Black Business WomanAll of us have a similar common goal….to be empowered and have control over our professional destiny.  To have true empowerment, you must take responsibility for who you are, what you do, and what course you chart for yourself. It would be nice to have someone do it all for you.  I would have loved to have someone give me a road map to plotting my professional life.  But alas, it doesn’t work that way in the real world. At best, you can surround yourself with mentors and associates who will guide you along your journey. But in the end, it’s up to you to make the decisions and changes that need to be made to reach empowerment.

Here are a few steps you can take to True Empowerment:

1. Let go of past baggage. We have a tendency of holding on to what does us no good. Remembering a fight, worrying about bills, being upset about how someone else lives their life, holding a grudge because someone else took credit for a project we worked hard on. All of this is negative energy that takes up space in your world of positivity.  In order for positive blessings to come your way, you must get rid of the old negative feelings and thoughts.  Let go and let them fuel you to push even harder to achieve your goals. Come to new situations with a free and clear mind and heart.  Baggage keeps you from bringing your “A” game and from experiencing true success.

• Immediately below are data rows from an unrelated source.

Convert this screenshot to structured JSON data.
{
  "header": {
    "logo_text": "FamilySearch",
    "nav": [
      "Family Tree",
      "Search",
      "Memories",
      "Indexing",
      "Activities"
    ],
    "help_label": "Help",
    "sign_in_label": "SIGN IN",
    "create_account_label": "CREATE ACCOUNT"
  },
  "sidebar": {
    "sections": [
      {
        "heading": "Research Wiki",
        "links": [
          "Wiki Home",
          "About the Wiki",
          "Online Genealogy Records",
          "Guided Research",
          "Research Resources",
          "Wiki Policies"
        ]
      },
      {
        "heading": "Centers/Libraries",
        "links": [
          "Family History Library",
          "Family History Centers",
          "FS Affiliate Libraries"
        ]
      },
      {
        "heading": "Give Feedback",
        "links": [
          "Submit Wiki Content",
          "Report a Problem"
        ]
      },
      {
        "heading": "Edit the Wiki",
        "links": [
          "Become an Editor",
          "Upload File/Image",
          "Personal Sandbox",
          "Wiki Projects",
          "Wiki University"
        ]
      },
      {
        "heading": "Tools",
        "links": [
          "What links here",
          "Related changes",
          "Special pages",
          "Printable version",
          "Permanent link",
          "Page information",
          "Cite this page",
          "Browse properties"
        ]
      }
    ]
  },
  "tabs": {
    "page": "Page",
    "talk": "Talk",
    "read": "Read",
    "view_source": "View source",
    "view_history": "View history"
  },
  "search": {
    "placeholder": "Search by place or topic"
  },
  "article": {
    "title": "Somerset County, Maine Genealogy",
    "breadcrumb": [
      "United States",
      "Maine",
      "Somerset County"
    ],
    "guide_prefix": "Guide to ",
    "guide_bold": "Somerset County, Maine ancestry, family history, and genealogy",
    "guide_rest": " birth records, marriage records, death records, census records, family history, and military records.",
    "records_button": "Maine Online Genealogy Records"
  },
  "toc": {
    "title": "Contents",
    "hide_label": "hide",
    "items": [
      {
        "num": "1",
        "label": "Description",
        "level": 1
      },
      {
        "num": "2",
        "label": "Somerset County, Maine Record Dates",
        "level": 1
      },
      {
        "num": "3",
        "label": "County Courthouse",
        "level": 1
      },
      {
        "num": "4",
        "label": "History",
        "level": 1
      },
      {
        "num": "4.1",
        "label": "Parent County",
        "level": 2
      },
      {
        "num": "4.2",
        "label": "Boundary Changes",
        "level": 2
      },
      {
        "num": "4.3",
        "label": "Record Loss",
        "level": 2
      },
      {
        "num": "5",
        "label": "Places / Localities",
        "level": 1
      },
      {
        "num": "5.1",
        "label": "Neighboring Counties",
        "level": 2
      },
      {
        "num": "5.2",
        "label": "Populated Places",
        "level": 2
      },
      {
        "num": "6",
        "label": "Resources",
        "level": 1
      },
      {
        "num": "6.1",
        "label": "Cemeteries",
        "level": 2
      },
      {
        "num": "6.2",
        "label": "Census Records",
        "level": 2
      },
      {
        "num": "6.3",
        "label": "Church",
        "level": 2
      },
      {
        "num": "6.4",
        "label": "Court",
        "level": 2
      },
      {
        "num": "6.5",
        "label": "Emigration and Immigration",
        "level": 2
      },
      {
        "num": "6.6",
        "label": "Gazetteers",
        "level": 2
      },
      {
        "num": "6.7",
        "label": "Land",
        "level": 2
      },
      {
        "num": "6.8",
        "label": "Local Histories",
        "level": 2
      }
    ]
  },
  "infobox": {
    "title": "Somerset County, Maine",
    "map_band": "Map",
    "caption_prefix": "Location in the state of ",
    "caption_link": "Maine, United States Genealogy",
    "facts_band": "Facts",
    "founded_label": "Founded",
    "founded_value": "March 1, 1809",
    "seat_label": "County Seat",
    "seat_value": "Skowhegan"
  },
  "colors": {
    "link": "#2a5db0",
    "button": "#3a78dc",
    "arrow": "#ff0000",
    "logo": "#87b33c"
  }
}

2. Get educated. Now I don’t just mean go to school. Education comes in many forms.  Yes, a college education is a good foundation, but continuing to learn well after you’ve earned your degree comes back to you ten-fold.  You can take continuing education courses.  Find topics that interest you and can help boost your career.  You’ll even get credit units for taking them.  Attend seminars, workshops and conferences.  Some organizations give you continuing education credits by simply attending.  Take advantage of events to leverage new relationships and show off what you know (and what you learn).  Read a book or three.  Trade journals, magazines, newspapers, online content and of course books help to continue the flow of knowledge.  Create a binder of important articles that are beneficial to your career or industry.  The internet is right at your fingertips.  Do your research and reading.

3. Find mentors. Notice I didn’t say find “A” mentor.  Mentors are all around you.  They don’t have to be a specific age, gender, position title or even in the same industry.  Study people whom you admire.  What makes them tick?  What paths have they blazed in their industries?  Reach out to them and ask if they would be open to being your mentor.  Don’t limit yourself to just one.  There’s a lot to be learned out there.  Don’t be afraid to reach out and connect with people.  More often than not, they are willing to share their knowledge.  But be careful not to monopolize their time, and definitely make it a value added relationship for both of you. I’m sure there is a way you can give back to your mentors.

4. Polish your image. You’ve got to look the part.  There was an article I read about dressing like a CEO.  I believe that no matter what level you are in your career, you absolutely must dress to impress.  Don’t go out to buy the Georgio Armani suit so quickly.  Buy classic tailored pieces that are timeless.  Have a couple of good staples in your wardrobe that you can mix and match with the Target wear.  Be sure to bring your own flair to your image.  But follow the tone set by those who are where you want to be.  Even law firms are slightly relaxing their corporate attire…but not too much.  Everything from your hairstyle to your accessories say something about you.  Are you portraying the appropriate image?  Invest in some classic shoes, handbags, jewelry and scarves.  Depending on what field you are in, a stunning briefcase can add value to your look.  And most importantly, buy a dress coat that is professional and classic. You must always be cognizant of your outward appearance. Confidence attracts confidence (and opportunity).

5. Build a solid network and use it. There are so many people who tell me “I can’t network. I don’t know what to say to people.” Well I usually tell them to get over it.  You cannot succeed in the business world without interacting with people.  You don’t necessarily have to become best friends forever. But you must have the ability to strike up conversations and the timing skills to know when to strike or move on.  As much as I hate to admit it, there is still an unspoken truth that it’s all in who you know, not what you know.  Learn how to network online, but don’t let that be your end all be all.  Use it as a starting point to building relationships.  The internet is a wonderful thing and I am grateful that I have it to make my job a little easier.  But it can make you lazy.  You must cultivate your business relationships that you form online.  Let’s say you meet someone on Linked In or Viadeo, or any other online professional networking tool.  Immediately suggest a phone conversation.  Take the time to introduce yourself and let the person know how you see them networking with you.  And then continue the dialog.  You don’t have to speak every week, or every month for that matter.  But you do want them to keep you in the forefront of their minds.  Don’t approach your relationships with a “set it and forget it” mentality.  It takes real work.

True empowerment is there within your reach.  Whether you are a college student, entrepreneur, or corporate riser, these principles will work for you.  Education + Action = TRUE EMPOWERMENT(tm).